Paris prie la Bonne mère
A Paris, l’analyse de la situation forçait l’adjointe au maire
chargée des questions de santé au fatalisme. « Nous ne sommes
pas dans une situation qui permette de dire non à des mesures plus
dures, ils ne peuvent pas aller au-dessous de ce qu’ils ont proposé
pour Marseille, il ne peut pas y avoir deux poids deux mesures
», a ainsi observé Anne Souyris. Pourtant, elle demeurait
combattive, rappelant tout d’abord la nécessité de la concertation,
et préconisant plutôt un durcissement des « sanctions »
vis-à-vis des établissements ne respectant pas les règles… à
l’instar de ce que préconisait en fin de semaine dernière le
président de la région PACA, Renaud Muselier.
Ambivalence
Ce mélange de résignation et d’espoir n’est que le reflet de
l’ambivalence du gouvernement. Si plusieurs petites phrases de
différents membres du gouvernement ont conforté beaucoup dans
l’idée que les pouvoirs publics n’excluaient aucune piste, y
compris celle d’un confinement local, tandis que la prolongation
des mesures de chômage partiel est perçue comme le signe que les
mesures de fermeture sont amenées à se prolonger, ce matin le
Président de la République, depuis Riga, a observé : « Le
gouvernement doit pouvoir prendre des mesures additionnelles
nécessaires en fonction de l’évolution de l’épidémie et chaque
mesure prise a un temps de vie de quinze jours parce que c’est le
temps qui permet de voir son efficacité ». Une telle allusion à
la nécessité d’un plus grand recul pourrait renvoyer à au moins la
semaine prochaine la décision ou non de dispositions plus fermes à
Paris. Parallèlement, à l’issue de la réunion organisée aujourd’hui
par le Premier ministre Jean Castex avec plusieurs maires de
grandes villes, le gouvernement pourrait choisir une nouvelle fois
de renvoyer la responsabilité de l’application de mesures plus
sévères de contrôle de l’épidémie aux « territoires ».
Fermer les restaurants ne suffit pas…
Il s’agit à la fois pour le pouvoir central de se dédouaner en
partie de sa responsabilité, alors que parallèlement à l’inquiétude
toujours marquée des Français, les contestations progressent (avec
par exemple l’annonce des restaurateurs franciliens d’organiser au
moins une manifestation par semaine et le refus des députés non
marcheurs d’adopter le projet de loi visant à proroger les mesures
transitoires votées après l’état d’urgence sanitaire), mais aussi
de gagner du temps. Gagner du temps pour corriger les autres
leviers de contrôle de la maladie que sont les politiques de tests
et de traçage.
Or, aujourd’hui, les dysfonctionnements demeurent nombreux.
Ainsi, concernant l’identification des cas contact, les retards
très importants de rendu des résultats altèrent totalement
l’efficacité de cette stratégie. « L’enquête commence beaucoup
trop tard. Quand une personne est appelée tardivement pour donner
ses contacts, ceux-ci sont déjà contagieux depuis plusieurs jours.

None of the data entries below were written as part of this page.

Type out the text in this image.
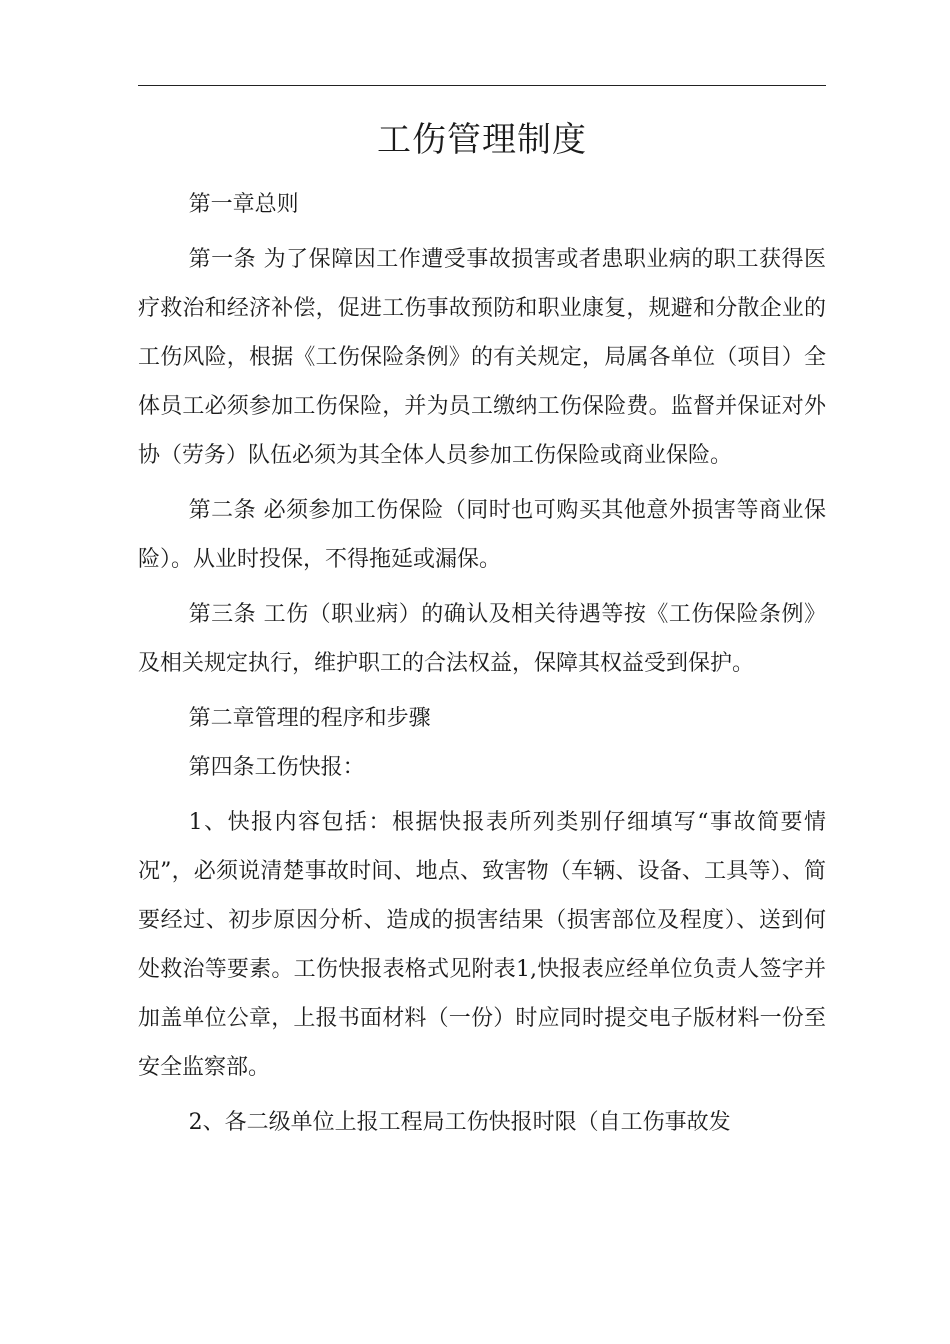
工伤管理制度

第一章总则

第一条 为了保障因工作遭受事故损害或者患职业病的职工获得医疗救治和经济补偿，促进工伤事故预防和职业康复，规避和分散企业的工伤风险，根据《工伤保险条例》的有关规定，局属各单位（项目）全体员工必须参加工伤保险，并为员工缴纳工伤保险费。监督并保证对外协（劳务）队伍必须为其全体人员参加工伤保险或商业保险。

第二条 必须参加工伤保险（同时也可购买其他意外损害等商业保险）。从业时投保，不得拖延或漏保。

第三条 工伤（职业病）的确认及相关待遇等按《工伤保险条例》及相关规定执行，维护职工的合法权益，保障其权益受到保护。

第二章管理的程序和步骤

第四条工伤快报：

1、快报内容包括：根据快报表所列类别仔细填写“事故简要情况”，必须说清楚事故时间、地点、致害物（车辆、设备、工具等）、简要经过、初步原因分析、造成的损害结果（损害部位及程度）、送到何处救治等要素。工伤快报表格式见附表1,快报表应经单位负责人签字并加盖单位公章，上报书面材料（一份）时应同时提交电子版材料一份至安全监察部。

2、各二级单位上报工程局工伤快报时限（自工伤事故发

Cela ne sert à rien de faire du contact tracing si on part avec
huit jours de retard. Pour raccourcir les délais, il faut réduire
les indications des tests à ceux qui en ont vraiment besoin : les
malades, les cas contacts, ou encore les soignants. », insiste
encore une fois dans les colonnes du Monde,
l’épidémiologiste Renaud Piarroux. Parallèlement, en dépit des
exhortations du Premier ministre au début du mois de septembre, il
semble qu’il n’y ait eu aucune réelle évolution concernant le
renforcement du contrôle du suivi des mesures d’isolement. Enfin,
le gouvernement ne peut ignorer que dans les hôpitaux, les équipes
n’attendent pas uniquement l’adoption de restrictions visant à
empêcher la circulation du virus, mais également des moyens
supplémentaires, qui avaient été déployés au printemps, mais qui
aujourd’hui font cruellement défaut.